Bildquelle: Das Bild wurde mit KI generiert und stammt vom Bildanbieter Midjourney.
Der Verhaltensökologe Mickey Pardo entdeckte mithilfe von KI, dass afrikanische Wild-Elefanten eigene „Namen“ haben. Elefanten kommunizieren durch tiefes Brummen, und ein KI-Modell lernte die akustischen Merkmale dieser „Rufe“ und sagte die Empfänger voraus. Diese Studie zeigt nicht nur die Reaktion von Elefanten auf bestimmte Rufe, sondern auch, dass die Elefantenrufe individuelle Informationen wie Geschlecht, Alter und physiologischen Zustand enthalten.
KI wird auch verwendet, um die „echten Namen“ anderer Tiere wie Krallenaffen und See-Elefanten zu entdecken. Diese Studien sagen nicht nur die Namen der Tiere voraus, sondern versuchen auch, andere „Wörter“ wie Ortsbezeichnungen zu entschlüsseln. Diese Erkenntnisse sind für das Verständnis der sozialen Strukturen und Kommunikationsmuster von Tieren von entscheidender Bedeutung.
Olivier Pietquin, Leiter der KI-Forschung beim Earth Species Project, verwendet KI, um die Kommunikation von Tierarten, insbesondere von Krähen, zu entschlüsseln. Sie haben ein neuronales Netzwerk namens Voxaboxen entwickelt, das auf die Untersuchung der Kommunikation einer Population von Aaskrähen in Nordspanien angewendet wird. Diese Krähen koordinieren die gemeinsame Brutpflege durch verbale Kommunikation.

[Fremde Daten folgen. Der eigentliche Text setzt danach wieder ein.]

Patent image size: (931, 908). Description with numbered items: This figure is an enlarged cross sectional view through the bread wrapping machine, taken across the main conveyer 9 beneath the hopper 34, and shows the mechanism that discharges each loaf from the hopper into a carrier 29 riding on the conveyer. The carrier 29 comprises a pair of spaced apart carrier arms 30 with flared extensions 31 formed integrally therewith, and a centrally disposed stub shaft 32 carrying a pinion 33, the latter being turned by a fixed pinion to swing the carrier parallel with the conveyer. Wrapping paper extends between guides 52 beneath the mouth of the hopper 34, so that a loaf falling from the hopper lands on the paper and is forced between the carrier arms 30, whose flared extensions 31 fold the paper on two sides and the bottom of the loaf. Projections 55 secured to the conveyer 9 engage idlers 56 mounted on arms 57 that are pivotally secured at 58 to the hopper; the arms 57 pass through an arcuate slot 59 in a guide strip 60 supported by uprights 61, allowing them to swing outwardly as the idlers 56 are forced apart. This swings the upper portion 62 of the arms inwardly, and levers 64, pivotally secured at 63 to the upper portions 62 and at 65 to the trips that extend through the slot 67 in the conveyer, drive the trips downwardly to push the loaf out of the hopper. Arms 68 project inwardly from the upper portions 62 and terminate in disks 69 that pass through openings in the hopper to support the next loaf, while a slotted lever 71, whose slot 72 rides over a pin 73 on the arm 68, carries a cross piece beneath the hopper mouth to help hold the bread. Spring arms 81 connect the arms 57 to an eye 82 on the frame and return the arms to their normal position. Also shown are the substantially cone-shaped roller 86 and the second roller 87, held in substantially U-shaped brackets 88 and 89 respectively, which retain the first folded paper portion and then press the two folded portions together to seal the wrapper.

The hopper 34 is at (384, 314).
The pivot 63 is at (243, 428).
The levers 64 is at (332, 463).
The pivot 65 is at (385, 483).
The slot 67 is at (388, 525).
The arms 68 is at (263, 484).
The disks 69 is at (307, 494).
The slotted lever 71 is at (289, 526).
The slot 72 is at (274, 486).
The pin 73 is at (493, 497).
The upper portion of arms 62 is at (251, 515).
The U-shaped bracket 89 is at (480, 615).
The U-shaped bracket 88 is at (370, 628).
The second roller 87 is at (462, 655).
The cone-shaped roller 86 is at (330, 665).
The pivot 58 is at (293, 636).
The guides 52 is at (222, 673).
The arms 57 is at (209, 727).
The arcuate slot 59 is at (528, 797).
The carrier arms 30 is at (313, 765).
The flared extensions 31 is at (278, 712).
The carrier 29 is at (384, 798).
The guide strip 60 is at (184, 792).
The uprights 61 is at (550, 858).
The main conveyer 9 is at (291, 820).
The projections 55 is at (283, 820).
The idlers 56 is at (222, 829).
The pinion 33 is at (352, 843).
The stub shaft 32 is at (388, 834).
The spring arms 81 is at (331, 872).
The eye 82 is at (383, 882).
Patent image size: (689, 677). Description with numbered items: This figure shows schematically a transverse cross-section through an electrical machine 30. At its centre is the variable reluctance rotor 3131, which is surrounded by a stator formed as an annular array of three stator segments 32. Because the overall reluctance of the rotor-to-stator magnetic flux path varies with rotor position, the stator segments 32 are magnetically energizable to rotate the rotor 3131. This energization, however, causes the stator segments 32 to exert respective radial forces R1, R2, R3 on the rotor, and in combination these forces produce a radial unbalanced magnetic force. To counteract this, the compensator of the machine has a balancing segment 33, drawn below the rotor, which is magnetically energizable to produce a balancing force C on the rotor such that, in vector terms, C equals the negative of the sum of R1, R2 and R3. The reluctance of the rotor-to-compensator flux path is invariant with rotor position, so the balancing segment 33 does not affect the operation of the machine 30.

Obwohl die KI Fortschritte bei der Entschlüsselung von Tiersprachen gemacht hat, ist es noch zu früh für eine „tierische Google-Übersetzung“. Ob Tiere über eine Kommunikation hinausgehen können, die über ein grundlegendes Niveau hinausgeht, d. h. ob es eine Sprachstruktur gibt, ist noch nicht allgemein definiert. Das Ziel der Forscher ist nicht nur, mit Wildtieren und Haustieren zu kommunizieren, sondern auch, ihr Denken und ihre Sichtweise auf sich selbst und die Welt besser zu verstehen.

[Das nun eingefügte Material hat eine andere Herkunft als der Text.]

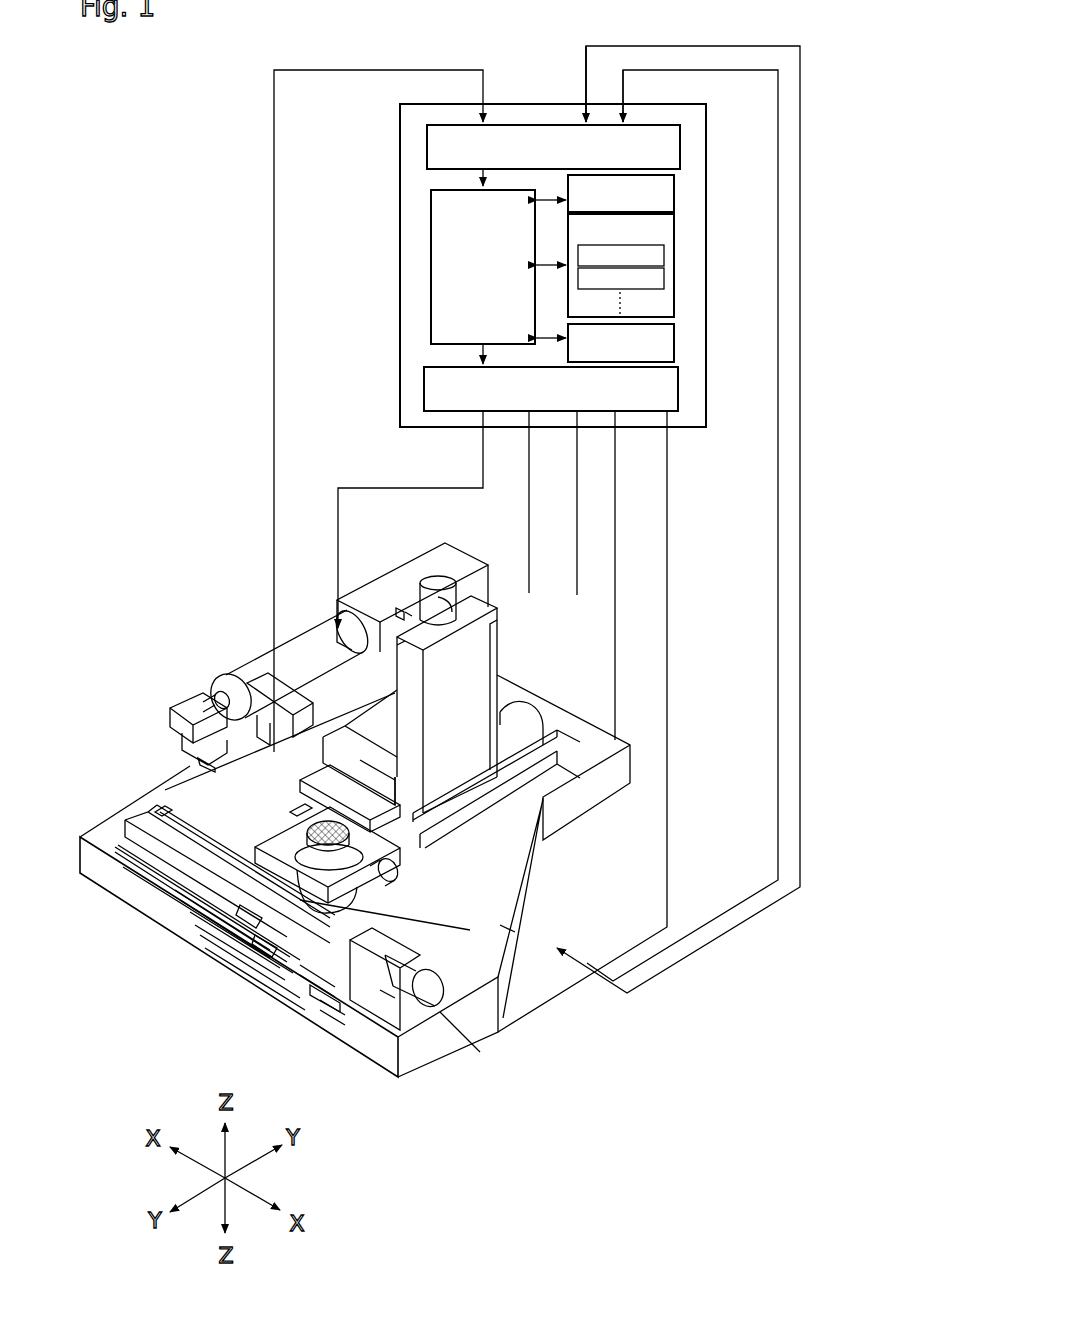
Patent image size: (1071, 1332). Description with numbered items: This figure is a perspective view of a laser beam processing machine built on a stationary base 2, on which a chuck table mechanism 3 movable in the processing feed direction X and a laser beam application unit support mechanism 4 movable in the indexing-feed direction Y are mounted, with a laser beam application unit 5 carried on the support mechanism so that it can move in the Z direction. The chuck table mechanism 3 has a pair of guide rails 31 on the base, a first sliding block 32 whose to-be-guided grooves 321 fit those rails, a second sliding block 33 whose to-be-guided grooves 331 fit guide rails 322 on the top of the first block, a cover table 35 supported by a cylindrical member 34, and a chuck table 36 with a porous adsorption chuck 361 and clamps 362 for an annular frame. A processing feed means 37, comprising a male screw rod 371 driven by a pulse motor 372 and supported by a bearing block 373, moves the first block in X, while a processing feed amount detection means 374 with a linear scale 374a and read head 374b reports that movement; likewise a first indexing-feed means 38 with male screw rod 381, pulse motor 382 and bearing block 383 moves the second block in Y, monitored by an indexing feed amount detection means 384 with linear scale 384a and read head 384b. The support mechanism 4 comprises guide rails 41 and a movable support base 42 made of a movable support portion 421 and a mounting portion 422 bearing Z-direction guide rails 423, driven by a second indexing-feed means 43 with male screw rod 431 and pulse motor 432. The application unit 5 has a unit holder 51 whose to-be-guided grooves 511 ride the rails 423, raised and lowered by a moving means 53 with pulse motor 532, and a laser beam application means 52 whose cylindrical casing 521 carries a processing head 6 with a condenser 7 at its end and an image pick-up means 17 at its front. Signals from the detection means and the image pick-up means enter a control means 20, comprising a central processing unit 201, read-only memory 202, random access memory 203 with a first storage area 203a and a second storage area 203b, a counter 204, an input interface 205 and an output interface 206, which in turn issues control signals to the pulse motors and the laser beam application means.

Mithilfe der KI-Technologie können Wissenschaftler die Kommunikationsmuster von Tieren besser verstehen. Dies trägt nicht nur zum Schutz gefährdeter Arten bei, sondern könnte auch neue Aspekte der Tierintelligenz und des Bewusstseins aufdecken. Mit dem Fortschritt der Technologie kommen wir vielleicht dem Verständnis der Tiersprache näher und können so besser mit ihnen koexistieren.